Another big change during his career is the “dramatic speed at which business gets conducted,” Scott said.

“This big change is largely enabled by information technology,” he said. “People can more quickly make a decision, invent something, or deploy a product. And at the same time, people’s hunger for information is also at a much higher magnitude than it was.”

Another recent evolution is that consumer devices – smartphones, small PCs, even gaming machines – are becoming a part of the systems landscape at companies.

“When you think about it, Microsoft has done a form of this for a long time, but most IT organizations don’t have the experience of managing the variety and depth of devices that we do. Because of the business we’re in, and the manufacturers we support, a lot of companies are looking at us and saying, ‘How do you manage all of these things?’” Scott said. “From phones, PDAs, small-form-factor PCs all the way to gaming. It hasn’t been part of the normal IT landscape, but it’s also an interesting position for us to be in at Microsoft IT.”

Running the IT department at one of the world’s largest technology companies is a task that Kevin Turner, Microsoft’s chief operating officer, once called one of the hardest jobs at Microsoft.

Scott has found that his role covers three main missions. One, of course, is to operate a well-run and efficient organization. “That’s the day job, the everyday, 365-days-a-year role, to make sure MSIT is as organized and good as it can be – and is also as good as the company needs it to be,” Scott said.

But there are two other “compelling and fun” missions of his job.

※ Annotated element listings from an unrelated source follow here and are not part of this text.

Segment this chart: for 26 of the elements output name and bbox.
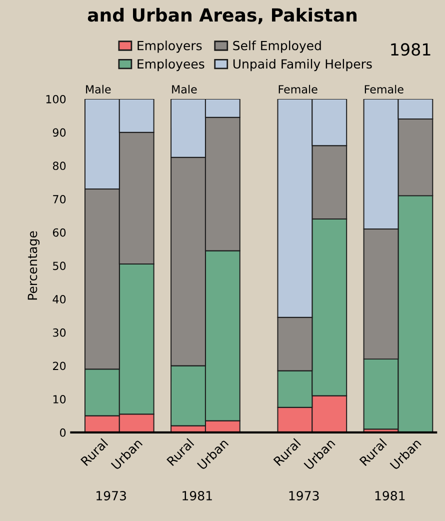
y-tick-label: 70 xyxy=(53,194,66,204)
text: Male xyxy=(172,84,197,94)
text: 1981 xyxy=(391,43,430,56)
y-tick-label: 80 xyxy=(52,162,66,170)
text: Female xyxy=(364,84,404,94)
y-tick-label: 50 xyxy=(53,262,66,270)
legend-label: Employers xyxy=(138,40,202,53)
y-axis-title: Percentage xyxy=(28,231,40,300)
text: 1981 xyxy=(375,490,405,500)
y-tick-label: 100 xyxy=(46,94,66,104)
text: 1973 xyxy=(96,490,126,500)
text: 1981 xyxy=(182,490,212,500)
y-tick-label: 60 xyxy=(52,228,66,237)
y-tick-label: 90 xyxy=(52,128,66,137)
y-tick-label: 40 xyxy=(52,295,66,304)
y-tick-label: 0 xyxy=(60,428,66,437)
y-tick-label: 30 xyxy=(53,328,66,337)
chart-title: and Urban Areas, Pakistan xyxy=(88,8,356,24)
text: Female xyxy=(278,84,318,94)
y-tick-label: 10 xyxy=(53,395,66,404)
y-tick-label: 20 xyxy=(53,362,66,370)
text: Male xyxy=(86,84,111,94)
legend-label: Unpaid Family Helpers xyxy=(233,58,372,72)
legend-label: Employees xyxy=(138,58,204,72)
legend-label: Self Employed xyxy=(233,40,321,53)
text: 1973 xyxy=(289,490,319,500)
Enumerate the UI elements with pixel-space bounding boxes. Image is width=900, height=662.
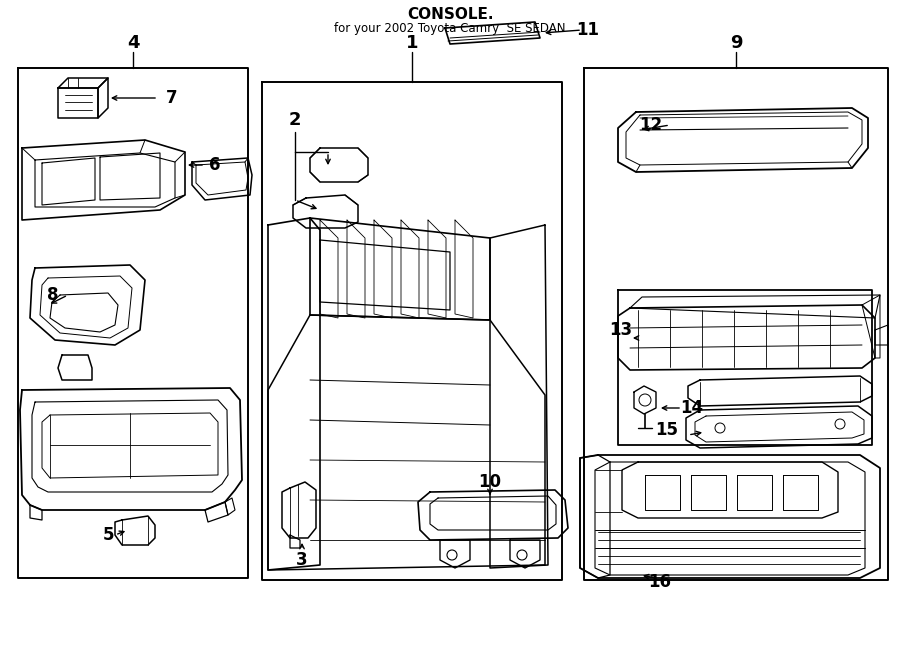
Text: for your 2002 Toyota Camry  SE SEDAN: for your 2002 Toyota Camry SE SEDAN bbox=[334, 21, 566, 34]
Text: 14: 14 bbox=[680, 399, 704, 417]
Text: 13: 13 bbox=[609, 321, 632, 339]
Text: 9: 9 bbox=[730, 34, 742, 52]
Text: 4: 4 bbox=[127, 34, 140, 52]
Text: 10: 10 bbox=[479, 473, 501, 491]
Text: 5: 5 bbox=[103, 526, 113, 544]
Text: 11: 11 bbox=[577, 21, 599, 39]
Text: CONSOLE.: CONSOLE. bbox=[407, 7, 493, 21]
Text: 3: 3 bbox=[296, 551, 308, 569]
Text: 2: 2 bbox=[289, 111, 302, 129]
Text: 1: 1 bbox=[406, 34, 419, 52]
Text: 15: 15 bbox=[655, 421, 678, 439]
Text: 12: 12 bbox=[639, 116, 662, 134]
Text: 16: 16 bbox=[649, 573, 671, 591]
Text: 7: 7 bbox=[166, 89, 178, 107]
Text: 6: 6 bbox=[209, 156, 220, 174]
Text: 8: 8 bbox=[47, 286, 58, 304]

One involves working with customers, including other large IT departments, not only to share Microsoft’s technology and business solutions but also to serve as an IT organizational model.

“There are lots of moving pieces when you have the diversity of products Microsoft has, and the many ways they can be put to use,” Scott said. “I spend a fair amount of time with customers, especially Microsoft’s large enterprise customers.”

Another mission is to work successfully with Microsoft’s product groups to deploy software at scale long before it’s in the hands of the public.

“The ability to have that intimate dialogue with product groups – not every CIO gets that,” Scott said.

Scott is particularly proud of the improvements made to the internal product launch process, all of which could be seen with the deployment of Windows 7. “There was heavy IT involvement to make sure it all goes as smoothly as it can,” Scott said, adding that behind the successful launch was a lot of hard work.

Another major accomplishment is that Microsoft has gone 10 fiscal quarters without any sort of systems failure leading to missed sales.

Scott knows what it’s like to experience a large-scale systems failure. While working as senior vice president and CIO of The Walt Disney Co. – where he was the first CIO to manage Disney’s companywide IT – a series of unlikely and unfortunate events resulted in five separate power outages at two of the company’s data centers.

This “got me into the religion of risk management and core infrastructure,” Scott said. The outages got the attention of senior executives, and Scott then led the company through a major transformation, including improving the reliability and effectiveness of the company’s information systems; shifting focus more toward employee enablement; and upgrading core IT infrastructure including data center reliability.

Scott said he’s excited about what being honored by induction into the CIO Hall of Fame may mean for the future. “It may represent a greater opportunity to reach out and have a dialogue about how we can make technology even more relevant,” he said. “I’m excited about it in that sense.”

As for what the honor says about his past? Scott is the first to share the honor with people he’s worked with along the way.

“I think this award probably says more about the company I keep,” Scott said. “I’d say most of the credit goes to the incredible support I’ve had, and the people who’ve helped me along the way. I’ve had the great fortune of not only having great mentors, but also an extremely supportive staff and great colleagues to work with who every day bring great inspiration and help me with the difficult parts at every turn.”

“I have dream job,” he added. “No question about it.”